A street in the city of Mariupol. Nikolai Trishin / TASS

Ukrainian authorities on Sunday accused Russian forces of bombing a school in the besieged city of Mariupol where some 400 people, including women and children had been sheltering, and of deporting some residents to Russia.

Mariupol has been one of the main targets of Moscow's attacks. Russian shelling has hammered the eastern Ukrainian port for days, and the city has seen a near total communication blackout.

"Yesterday, the Russian occupiers dropped bombs on an art school No 12," the city council said on messaging app Telegram on Sunday, adding that around 400 women, children and elderly people had been sheltering there from bombardments. 

The building, which is located in the east of the city, had been destroyed, the council said in a statement. "Peaceful civilians are still under the rubble," it added.

City authorities also claimed that some residents of Mariupol were being forcibly taken to Russia and stripped of their Ukrainian passports.

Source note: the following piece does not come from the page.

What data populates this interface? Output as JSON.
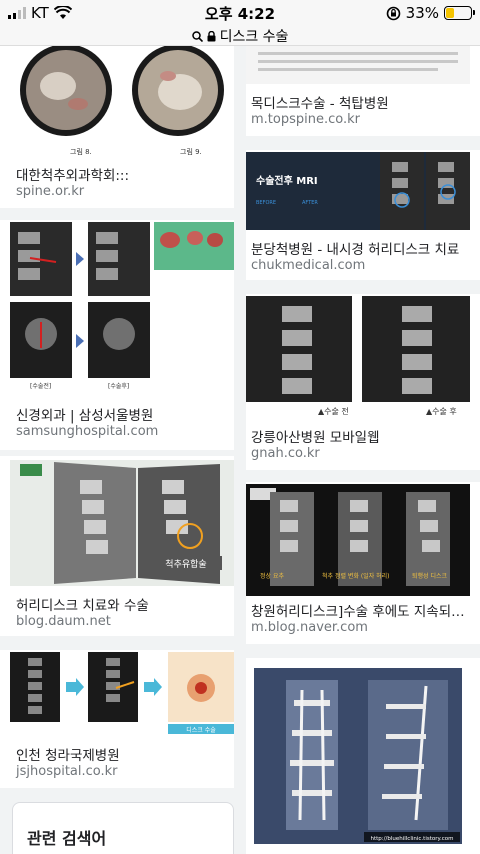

"People who are being forcibly taken to Russia are being stripped of their Ukrainian passports and given a piece of paper that carries no legal weight and is not recognised by the entire civilized world," the city council said.

Pavlo Kyrylenko, head of the Donetsk regional administration, said that Russian forces had already deported more than a thousand residents of Mariupol.

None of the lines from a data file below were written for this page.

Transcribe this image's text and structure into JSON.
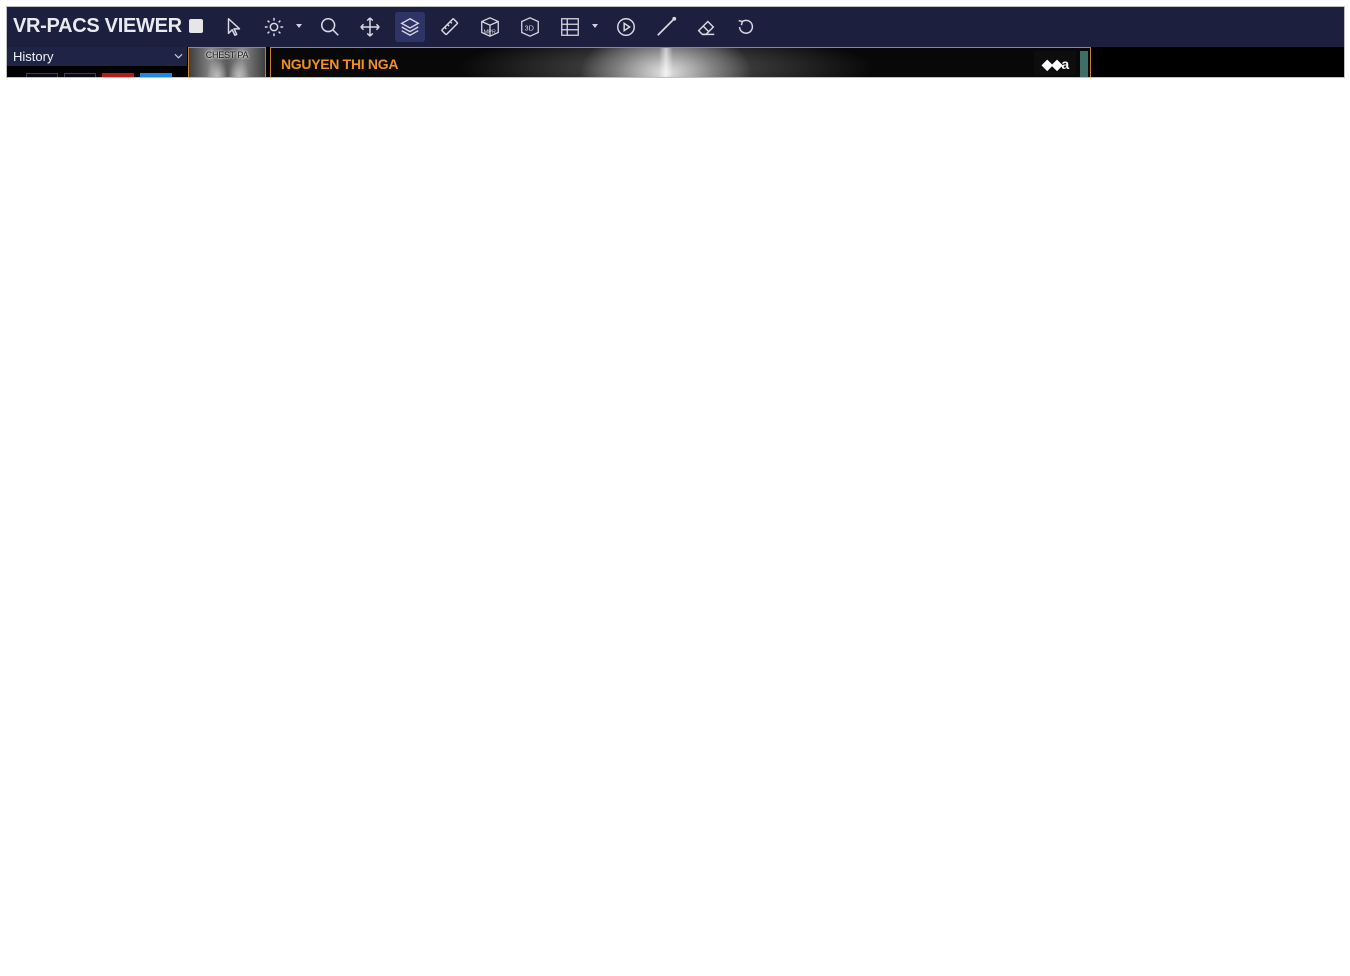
{
  "app": {
    "title": "VR-PACS VIEWER"
  },
  "toolbar": {
    "tools": [
      {
        "name": "stop-icon"
      },
      {
        "name": "pointer-icon"
      },
      {
        "name": "brightness-icon",
        "dropdown": true
      },
      {
        "name": "zoom-icon"
      },
      {
        "name": "pan-icon"
      },
      {
        "name": "stack-icon",
        "active": true
      },
      {
        "name": "ruler-icon"
      },
      {
        "name": "mpr-icon",
        "text": "MPR"
      },
      {
        "name": "3d-icon",
        "text": "3D"
      },
      {
        "name": "layout-icon",
        "dropdown": true
      },
      {
        "name": "play-icon"
      },
      {
        "name": "line-icon"
      },
      {
        "name": "eraser-icon"
      },
      {
        "name": "reset-icon"
      }
    ]
  },
  "sidebar": {
    "history_label": "History",
    "colors": {
      "red": "#b71c1c",
      "blue": "#1e88e5"
    }
  },
  "series": {
    "thumbnail_label": "CHEST PA"
  },
  "viewer": {
    "patient_name": "NGUYEN THI NGA",
    "orientation_marker": "◆◆a",
    "accent_color": "#f0901f"
  }
}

"The occupiers are sending the residents of Mariupol to filtration camps, checking their phones and seizing (their) Ukrainian documents," he added, urging the international community to intervene.

"I appeal to the international community: put pressure on Russia and its madman of a leader," he said on Facebook.

Separately, Petro Andryushchenko, an adviser to Mariupol's mayor, said that the residents of the besieged city were taken to the Russian cities of Tomsk, Vladimir and Yaroslavl.